In the minds of many at TRC, that money could be better spent towards ministering to women in the local community, rather than fighting a court case with an uncertain outcome and large legal bills. Thankfully, the existence of the website has done little to impact the traffic to TRC, which remains mostly operational despite the coronavirus pandemic. Nonessential staff are now working from home and those who interact with clients still see women every day.

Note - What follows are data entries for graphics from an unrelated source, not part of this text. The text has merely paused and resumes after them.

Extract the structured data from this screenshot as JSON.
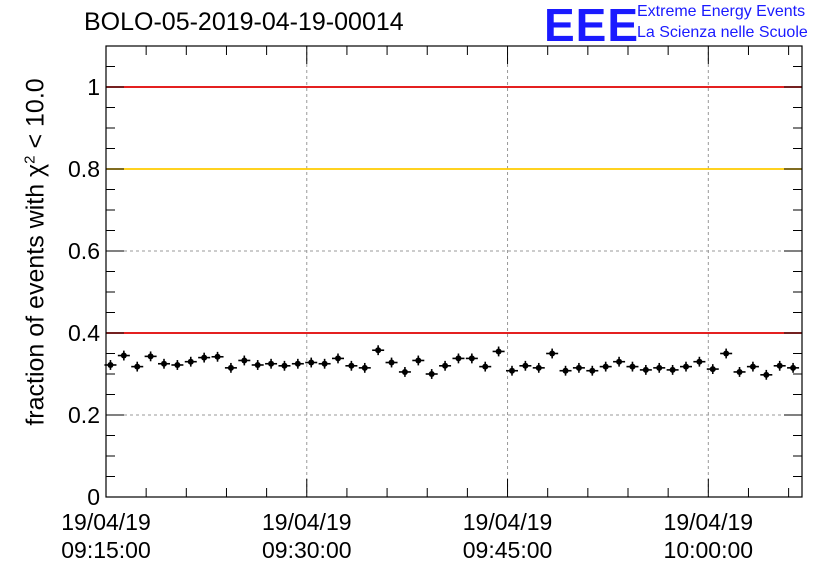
{
  "header": {
    "title": "BOLO-05-2019-04-19-00014",
    "logo_text": "EEE",
    "logo_line1": "Extreme Energy Events",
    "logo_line2": "La Scienza nelle Scuole"
  },
  "colors": {
    "threshold_red": "#e00000",
    "threshold_yellow": "#ffcc00",
    "logo_blue": "#1a1aff",
    "markers": "#000000"
  },
  "chart_data": {
    "type": "scatter",
    "title": "BOLO-05-2019-04-19-00014",
    "ylabel_main": "fraction of events with χ",
    "ylabel_sup": "2",
    "ylabel_tail": " < 10.0",
    "xlabel": "",
    "ylim": [
      0,
      1.1
    ],
    "xlim_minutes_after_0915": [
      0,
      52
    ],
    "grid": true,
    "x_ticks": [
      {
        "date": "19/04/19",
        "time": "09:15:00",
        "minute": 0
      },
      {
        "date": "19/04/19",
        "time": "09:30:00",
        "minute": 15
      },
      {
        "date": "19/04/19",
        "time": "09:45:00",
        "minute": 30
      },
      {
        "date": "19/04/19",
        "time": "10:00:00",
        "minute": 45
      }
    ],
    "y_ticks": [
      "0",
      "0.2",
      "0.4",
      "0.6",
      "0.8",
      "1"
    ],
    "y_tick_values": [
      0,
      0.2,
      0.4,
      0.6,
      0.8,
      1.0
    ],
    "reference_lines": [
      {
        "y": 1.0,
        "color": "#e00000"
      },
      {
        "y": 0.8,
        "color": "#ffcc00"
      },
      {
        "y": 0.4,
        "color": "#e00000"
      }
    ],
    "series": [
      {
        "times": [
          "09:15:20",
          "09:16:20",
          "09:17:20",
          "09:18:20",
          "09:19:20",
          "09:20:20",
          "09:21:20",
          "09:22:20",
          "09:23:20",
          "09:24:20",
          "09:25:20",
          "09:26:20",
          "09:27:20",
          "09:28:20",
          "09:29:20",
          "09:30:20",
          "09:31:20",
          "09:32:20",
          "09:33:20",
          "09:34:20",
          "09:35:20",
          "09:36:20",
          "09:37:20",
          "09:38:20",
          "09:39:20",
          "09:40:20",
          "09:41:20",
          "09:42:20",
          "09:43:20",
          "09:44:20",
          "09:45:20",
          "09:46:20",
          "09:47:20",
          "09:48:20",
          "09:49:20",
          "09:50:20",
          "09:51:20",
          "09:52:20",
          "09:53:20",
          "09:54:20",
          "09:55:20",
          "09:56:20",
          "09:57:20",
          "09:58:20",
          "09:59:20",
          "10:00:20",
          "10:01:20",
          "10:02:20",
          "10:03:20",
          "10:04:20",
          "10:05:20",
          "10:06:20"
        ],
        "values": [
          0.322,
          0.345,
          0.318,
          0.343,
          0.325,
          0.322,
          0.33,
          0.34,
          0.342,
          0.315,
          0.333,
          0.322,
          0.325,
          0.32,
          0.325,
          0.328,
          0.325,
          0.338,
          0.32,
          0.315,
          0.358,
          0.328,
          0.305,
          0.333,
          0.3,
          0.32,
          0.338,
          0.338,
          0.318,
          0.355,
          0.308,
          0.32,
          0.315,
          0.35,
          0.308,
          0.315,
          0.308,
          0.318,
          0.33,
          0.318,
          0.31,
          0.315,
          0.31,
          0.318,
          0.33,
          0.312,
          0.35,
          0.305,
          0.318,
          0.298,
          0.32,
          0.315
        ],
        "error": 0.012
      }
    ]
  }
}
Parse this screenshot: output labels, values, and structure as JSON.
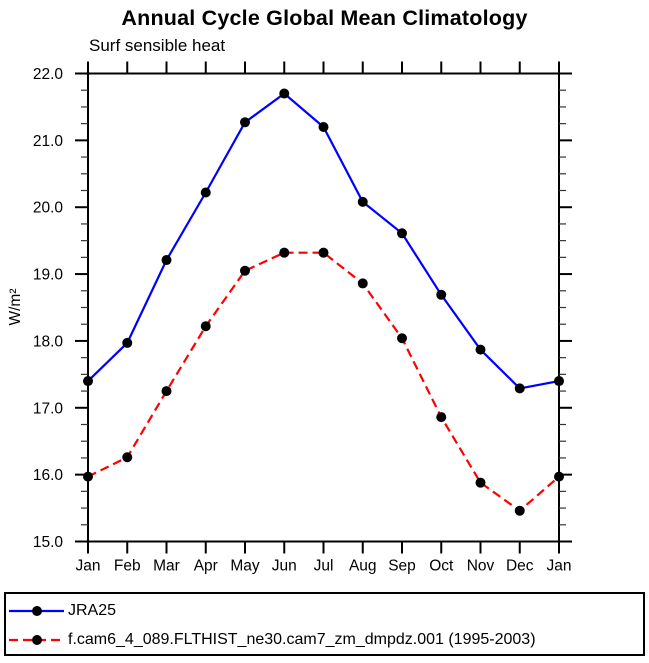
{
  "title": "Annual Cycle Global Mean Climatology",
  "subtitle": "Surf sensible heat",
  "chart_data": {
    "type": "line",
    "categories": [
      "Jan",
      "Feb",
      "Mar",
      "Apr",
      "May",
      "Jun",
      "Jul",
      "Aug",
      "Sep",
      "Oct",
      "Nov",
      "Dec",
      "Jan"
    ],
    "xlabel": "",
    "ylabel": "W/m²",
    "ylim": [
      15.0,
      22.0
    ],
    "ytick_major": 1.0,
    "ytick_minor": 0.25,
    "ytick_labels": [
      "15.0",
      "16.0",
      "17.0",
      "18.0",
      "19.0",
      "20.0",
      "21.0",
      "22.0"
    ],
    "grid": false,
    "legend_position": "bottom",
    "marker_color": "#000000",
    "frame_color": "#000000",
    "series": [
      {
        "name": "JRA25",
        "color": "#0000ff",
        "dash": "solid",
        "marker": "filled-circle",
        "values": [
          17.4,
          17.97,
          19.21,
          20.22,
          21.27,
          21.7,
          21.2,
          20.08,
          19.61,
          18.69,
          17.87,
          17.29,
          17.4
        ]
      },
      {
        "name": "f.cam6_4_089.FLTHIST_ne30.cam7_zm_dmpdz.001 (1995-2003)",
        "color": "#ff0000",
        "dash": "dashed",
        "marker": "filled-circle",
        "values": [
          15.97,
          16.26,
          17.25,
          18.22,
          19.05,
          19.32,
          19.32,
          18.86,
          18.04,
          16.86,
          15.88,
          15.46,
          15.97
        ]
      }
    ]
  }
}
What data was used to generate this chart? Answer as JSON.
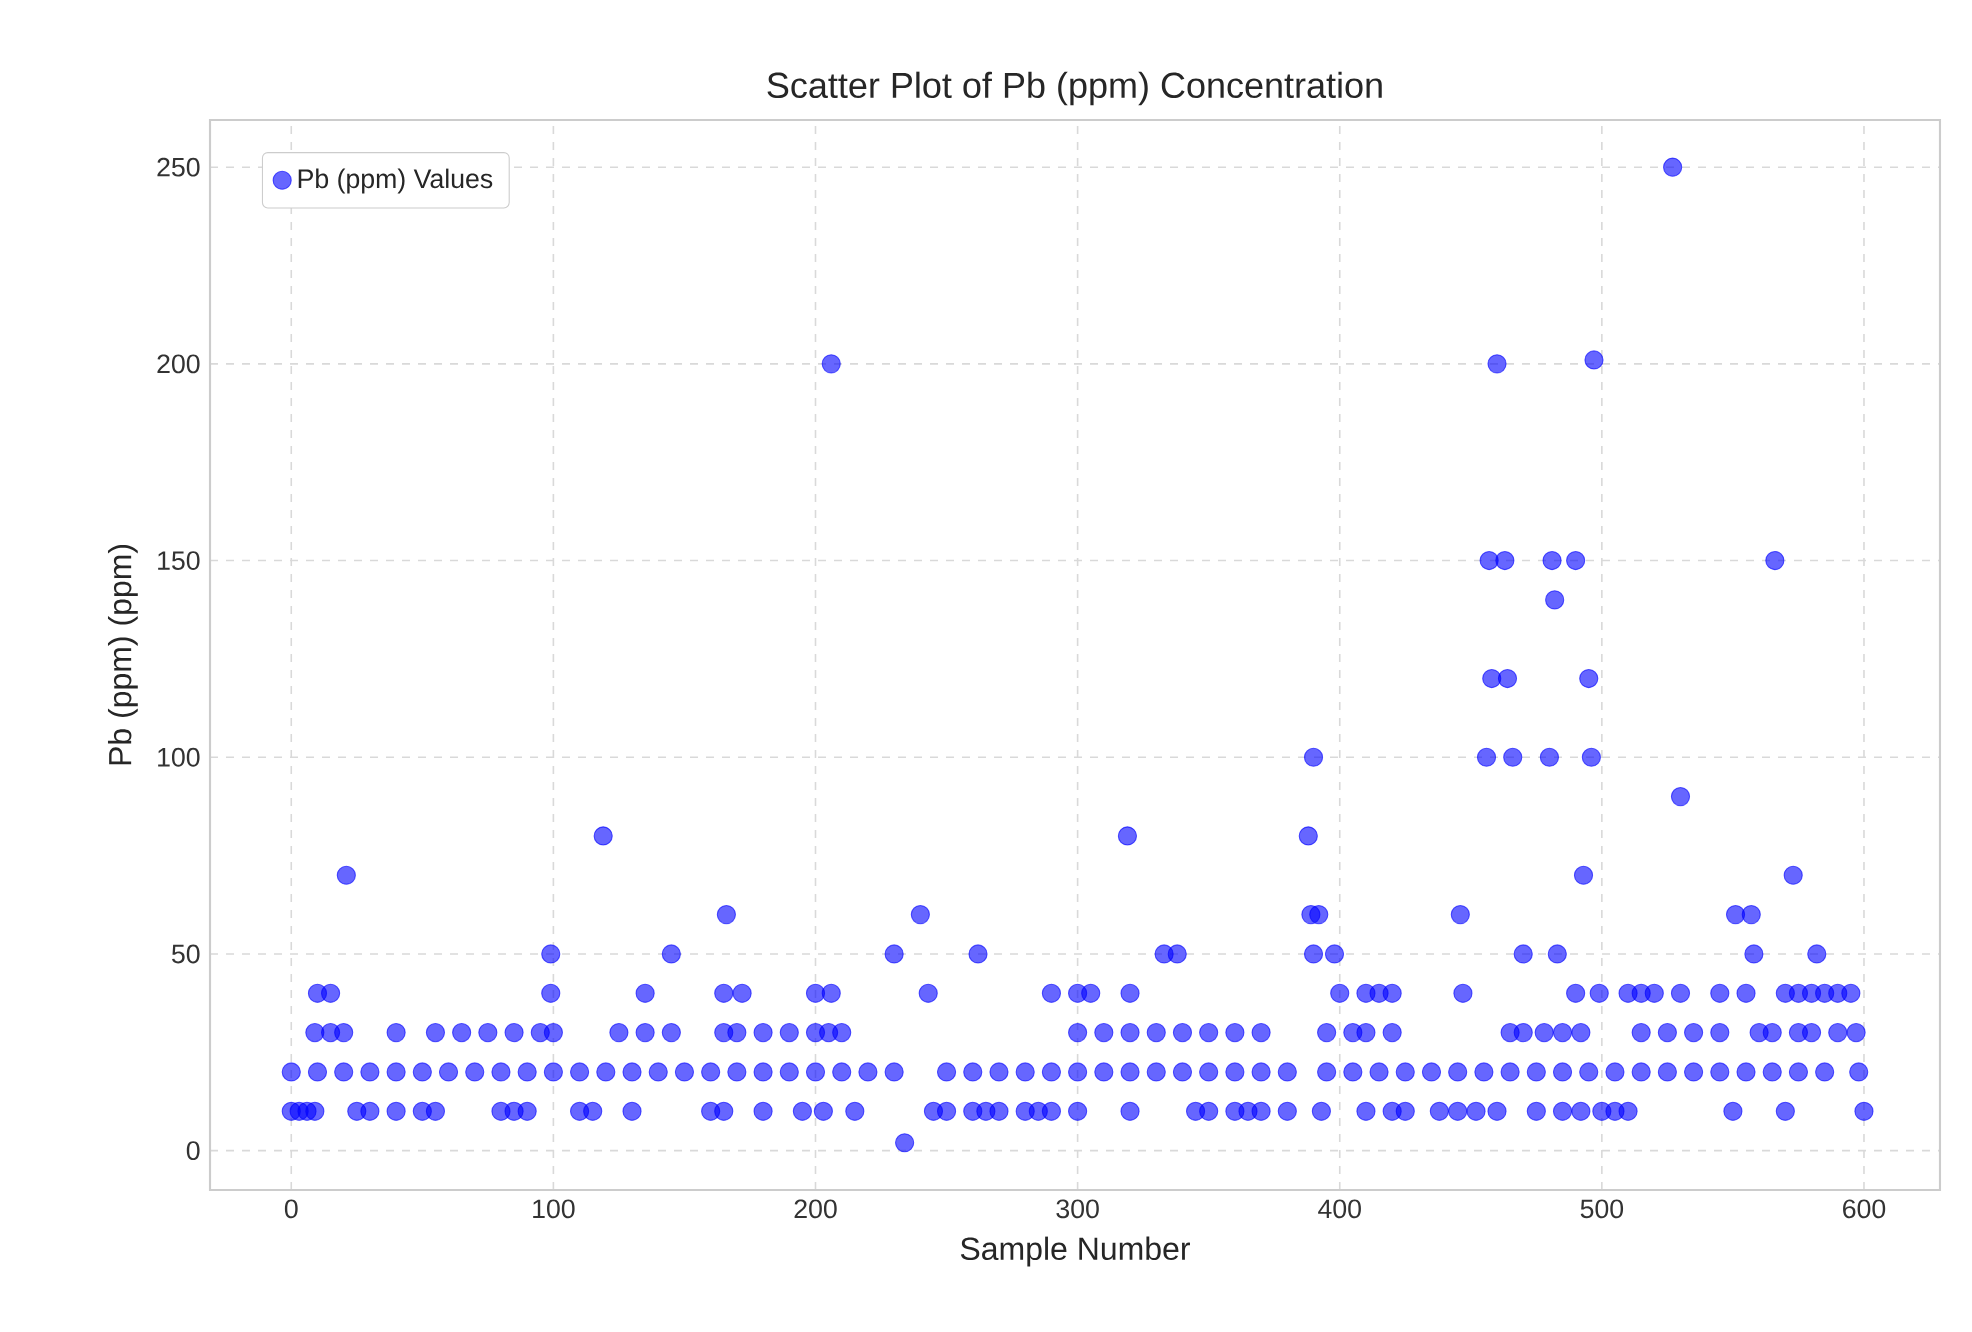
{
  "chart_data": {
    "type": "scatter",
    "title": "Scatter Plot of Pb (ppm) Concentration",
    "xlabel": "Sample Number",
    "ylabel": "Pb (ppm) (ppm)",
    "xlim": [
      -31,
      629
    ],
    "ylim": [
      -10,
      262
    ],
    "xticks": [
      0,
      100,
      200,
      300,
      400,
      500,
      600
    ],
    "yticks": [
      0,
      50,
      100,
      150,
      200,
      250
    ],
    "grid": true,
    "legend": "top left",
    "marker": "circle",
    "series": [
      {
        "name": "Pb (ppm) Values",
        "color": "#0000ff",
        "x": [
          0,
          3,
          6,
          9,
          25,
          30,
          40,
          50,
          55,
          80,
          85,
          90,
          110,
          115,
          130,
          160,
          165,
          180,
          195,
          203,
          215,
          245,
          250,
          260,
          265,
          270,
          280,
          285,
          290,
          300,
          320,
          345,
          350,
          360,
          365,
          370,
          380,
          393,
          410,
          420,
          425,
          438,
          445,
          452,
          460,
          475,
          485,
          492,
          500,
          505,
          510,
          550,
          570,
          600,
          0,
          10,
          20,
          30,
          40,
          50,
          60,
          70,
          80,
          90,
          100,
          110,
          120,
          130,
          140,
          150,
          160,
          170,
          180,
          190,
          200,
          210,
          220,
          230,
          250,
          260,
          270,
          280,
          290,
          300,
          310,
          320,
          330,
          340,
          350,
          360,
          370,
          380,
          395,
          405,
          415,
          425,
          435,
          445,
          455,
          465,
          475,
          485,
          495,
          505,
          515,
          525,
          535,
          545,
          555,
          565,
          575,
          585,
          598,
          9,
          15,
          20,
          40,
          55,
          65,
          75,
          85,
          95,
          100,
          125,
          135,
          145,
          165,
          170,
          180,
          190,
          200,
          205,
          210,
          300,
          310,
          320,
          330,
          340,
          350,
          360,
          370,
          395,
          405,
          410,
          420,
          465,
          470,
          478,
          485,
          492,
          515,
          525,
          535,
          545,
          560,
          565,
          575,
          580,
          590,
          597,
          10,
          15,
          99,
          135,
          165,
          172,
          200,
          206,
          243,
          290,
          300,
          305,
          320,
          400,
          410,
          415,
          420,
          447,
          490,
          499,
          510,
          515,
          520,
          530,
          545,
          555,
          570,
          575,
          580,
          585,
          590,
          595,
          21,
          119,
          99,
          145,
          166,
          206,
          230,
          234,
          240,
          262,
          319,
          333,
          338,
          388,
          390,
          389,
          392,
          390,
          398,
          446,
          456,
          457,
          458,
          460,
          463,
          464,
          466,
          470,
          481,
          482,
          480,
          483,
          490,
          493,
          495,
          496,
          497,
          527,
          530,
          551,
          557,
          558,
          566,
          573,
          582
        ],
        "values": [
          10,
          10,
          10,
          10,
          10,
          10,
          10,
          10,
          10,
          10,
          10,
          10,
          10,
          10,
          10,
          10,
          10,
          10,
          10,
          10,
          10,
          10,
          10,
          10,
          10,
          10,
          10,
          10,
          10,
          10,
          10,
          10,
          10,
          10,
          10,
          10,
          10,
          10,
          10,
          10,
          10,
          10,
          10,
          10,
          10,
          10,
          10,
          10,
          10,
          10,
          10,
          10,
          10,
          10,
          20,
          20,
          20,
          20,
          20,
          20,
          20,
          20,
          20,
          20,
          20,
          20,
          20,
          20,
          20,
          20,
          20,
          20,
          20,
          20,
          20,
          20,
          20,
          20,
          20,
          20,
          20,
          20,
          20,
          20,
          20,
          20,
          20,
          20,
          20,
          20,
          20,
          20,
          20,
          20,
          20,
          20,
          20,
          20,
          20,
          20,
          20,
          20,
          20,
          20,
          20,
          20,
          20,
          20,
          20,
          20,
          20,
          20,
          20,
          30,
          30,
          30,
          30,
          30,
          30,
          30,
          30,
          30,
          30,
          30,
          30,
          30,
          30,
          30,
          30,
          30,
          30,
          30,
          30,
          30,
          30,
          30,
          30,
          30,
          30,
          30,
          30,
          30,
          30,
          30,
          30,
          30,
          30,
          30,
          30,
          30,
          30,
          30,
          30,
          30,
          30,
          30,
          30,
          30,
          30,
          30,
          40,
          40,
          40,
          40,
          40,
          40,
          40,
          40,
          40,
          40,
          40,
          40,
          40,
          40,
          40,
          40,
          40,
          40,
          40,
          40,
          40,
          40,
          40,
          40,
          40,
          40,
          40,
          40,
          40,
          40,
          40,
          40,
          70,
          80,
          50,
          50,
          60,
          200,
          50,
          2,
          60,
          50,
          80,
          50,
          50,
          80,
          100,
          60,
          60,
          50,
          50,
          60,
          100,
          150,
          120,
          200,
          150,
          120,
          100,
          50,
          150,
          140,
          100,
          50,
          150,
          70,
          120,
          100,
          201,
          250,
          90,
          60,
          60,
          50,
          150,
          70,
          50
        ]
      }
    ]
  }
}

“We recently had a prayer text that went out sharing how one girl came in wanting an abortion and ended up accepting Christ during her meeting with the advocate,” Holmes said. “That’s a bit unusual because we don’t always have an opening to share the Gospel. She decided that she wanted to go ahead and have the baby, so we did the ultrasound and discovered that she was pregnant with twins. It was so remarkable and such a blessing. If she was the only client we saw the whole month, it would’ve been worth it just to save those two little babies.”
It’s incredibly unfortunate that TRC lost the case because it may mean that more abortion groups are going to attempt similar smear campaigns. The aggressive attacks against “fake clinics” within the pro-abortion community is real and could impact the reach that pro-life pregnancy resource centers have.
This case is a warning to PRCs across the country about what the future may hold.
Please pray for The Resource Center as it continues to deal with relentless attacks from this pro-abortion group associated with NARAL and the Social Democrats. TRC is also asking for prayers regarding one of their biggest fundraisers of the year, which has already been impacted by the outbreak.